Buradaki ya da herhangi bir yerdeki kimsenin, gerçek ismini bilmesine gerek yoktu. Kendini her tanıttığında geri çağıracaksan geçmişi ardında bırakmanın ne manası vardı?

"Tamam o zaman. Sadece Yeol olsun." Johnny, muhtemelen kendisine yüklü bahşişler kazandıran gülümsemesiyle yeni temizlediği kulplu bardağı alıp asitli içecek musluğundan su ve buz doldurdu. "Nerelisin bakalım?"

Arkasındaki poker oynayan grup bir anda hakaretlerle tartışmaya başladı. Chanyeol, omzunun üzerinden baktı. Bir adam, arkadaşının hile yaptığına dair şüphelerini haykırırken öyle sert bir hareket yaptı ki yarı dolu birası sıçrayarak Chanyeol’un birkaç adım ilerisinde yere döküldü. Johnny sakin olmaları için adamlara bağırıp yine temizlemesi gereken bir başka pislik hakkında kendi kendine söylendi. Chanyeol kurumuş dudaklarına bardağını götürüp başını arkaya yatırarak suyun her bir zerresini kafaya dikti. Derinden bir rahatlamayla nefes verip bardağı geri iterek adamın yeniden doldurmasını istercesine başını salladı. "Boston," dedi sonunda.

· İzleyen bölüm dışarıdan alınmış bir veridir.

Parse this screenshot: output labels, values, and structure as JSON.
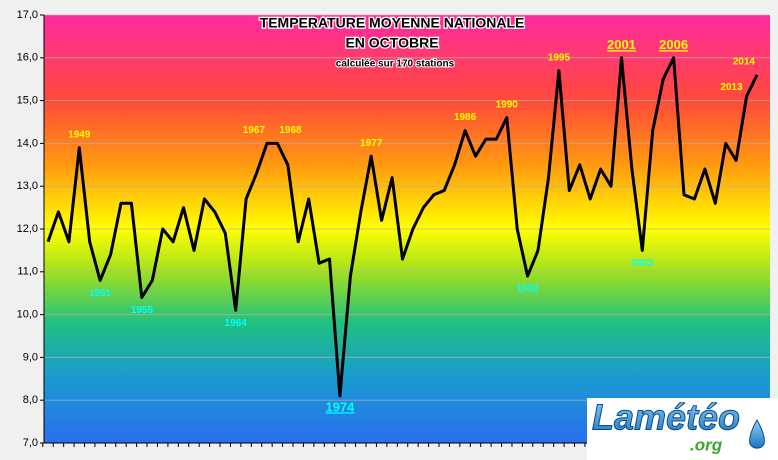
{
  "chart_data": {
    "type": "line",
    "title": [
      "TEMPERATURE MOYENNE NATIONALE",
      "EN OCTOBRE"
    ],
    "subtitle": "calculée sur 170 stations",
    "categories": [
      null,
      null,
      null,
      null,
      null,
      null,
      null,
      null,
      null,
      null,
      null,
      null,
      null,
      null,
      null,
      null,
      null,
      null,
      null,
      null,
      null,
      null,
      null,
      null,
      null,
      null,
      null,
      null,
      null,
      null,
      null,
      null,
      null,
      null,
      null,
      null,
      null,
      null,
      null,
      null,
      null,
      null,
      null,
      null,
      null,
      null,
      null,
      null,
      null,
      null,
      null,
      null,
      null,
      null,
      null,
      null,
      null,
      null,
      null,
      null,
      null,
      null,
      null,
      null,
      null,
      null,
      null,
      null,
      null
    ],
    "values": [
      11.7,
      12.4,
      11.7,
      13.9,
      11.7,
      10.8,
      11.4,
      12.6,
      12.6,
      10.4,
      10.8,
      12.0,
      11.7,
      12.5,
      11.5,
      12.7,
      12.4,
      11.9,
      10.1,
      12.7,
      13.3,
      14.0,
      14.0,
      13.5,
      11.7,
      12.7,
      11.2,
      11.3,
      8.1,
      10.9,
      12.4,
      13.7,
      12.2,
      13.2,
      11.3,
      12.0,
      12.5,
      12.8,
      12.9,
      13.5,
      14.3,
      13.7,
      14.1,
      14.1,
      14.6,
      12.0,
      10.9,
      11.5,
      13.2,
      15.7,
      12.9,
      13.5,
      12.7,
      13.4,
      13.0,
      16.0,
      13.4,
      11.5,
      14.3,
      15.5,
      16.0,
      12.8,
      12.7,
      13.4,
      12.6,
      14.0,
      13.6,
      15.1,
      15.6
    ],
    "color": "#000000",
    "ylim": [
      7,
      17
    ],
    "yticks": [
      {
        "value": 7,
        "label": "7,0"
      },
      {
        "value": 8,
        "label": "8,0"
      },
      {
        "value": 9,
        "label": "9,0"
      },
      {
        "value": 10,
        "label": "10,0"
      },
      {
        "value": 11,
        "label": "11,0"
      },
      {
        "value": 12,
        "label": "12,0"
      },
      {
        "value": 13,
        "label": "13,0"
      },
      {
        "value": 14,
        "label": "14,0"
      },
      {
        "value": 15,
        "label": "15,0"
      },
      {
        "value": 16,
        "label": "16,0"
      },
      {
        "value": 17,
        "label": "17,0"
      }
    ],
    "grid": true,
    "annotations": [
      {
        "text": "1949",
        "index": 3,
        "position": "above",
        "color": "#ffff00"
      },
      {
        "text": "1951",
        "index": 5,
        "position": "below",
        "color": "#00ffff"
      },
      {
        "text": "1955",
        "index": 9,
        "position": "below",
        "color": "#00ffff"
      },
      {
        "text": "1964",
        "index": 18,
        "position": "below",
        "color": "#00ffff"
      },
      {
        "text": "1967",
        "index": 21,
        "position": "above-left",
        "color": "#ffff00"
      },
      {
        "text": "1968",
        "index": 22,
        "position": "above-right",
        "color": "#ffff00"
      },
      {
        "text": "1974",
        "index": 28,
        "position": "below",
        "color": "#00ffff",
        "underline": true
      },
      {
        "text": "1977",
        "index": 31,
        "position": "above",
        "color": "#ffff00"
      },
      {
        "text": "1986",
        "index": 40,
        "position": "above",
        "color": "#ffff00"
      },
      {
        "text": "1990",
        "index": 44,
        "position": "above",
        "color": "#ffff00"
      },
      {
        "text": "1992",
        "index": 46,
        "position": "below",
        "color": "#00ffff"
      },
      {
        "text": "1995",
        "index": 49,
        "position": "above",
        "color": "#ffff00"
      },
      {
        "text": "2001",
        "index": 55,
        "position": "above",
        "color": "#ffff00",
        "underline": true
      },
      {
        "text": "2003",
        "index": 57,
        "position": "below",
        "color": "#00ffff"
      },
      {
        "text": "2006",
        "index": 60,
        "position": "above",
        "color": "#ffff00",
        "underline": true
      },
      {
        "text": "2013",
        "index": 67,
        "position": "left",
        "color": "#ffff00"
      },
      {
        "text": "2014",
        "index": 68,
        "position": "above-left",
        "color": "#ffff00"
      }
    ]
  },
  "logo": {
    "name": "Lamétéo",
    "domain": ".org"
  }
}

Bilgi almak için sohbet açmak gibi bir amacı varsa her seferinde birkaç heceden daha fazla konuşmaya çalışması gerekiyordu. Ancak daha bunu denemesine fırsat kalmadan OFİSLER yazılı bir tabelayla işaretli arka koridordan gelen ayak seslerini işitti. Minyon, kızıl saçlı bir garson odaya girdi saçına son dokunuşları yapmak üzere duvarda asılı duran aynalı Miller tabelasını kullandı.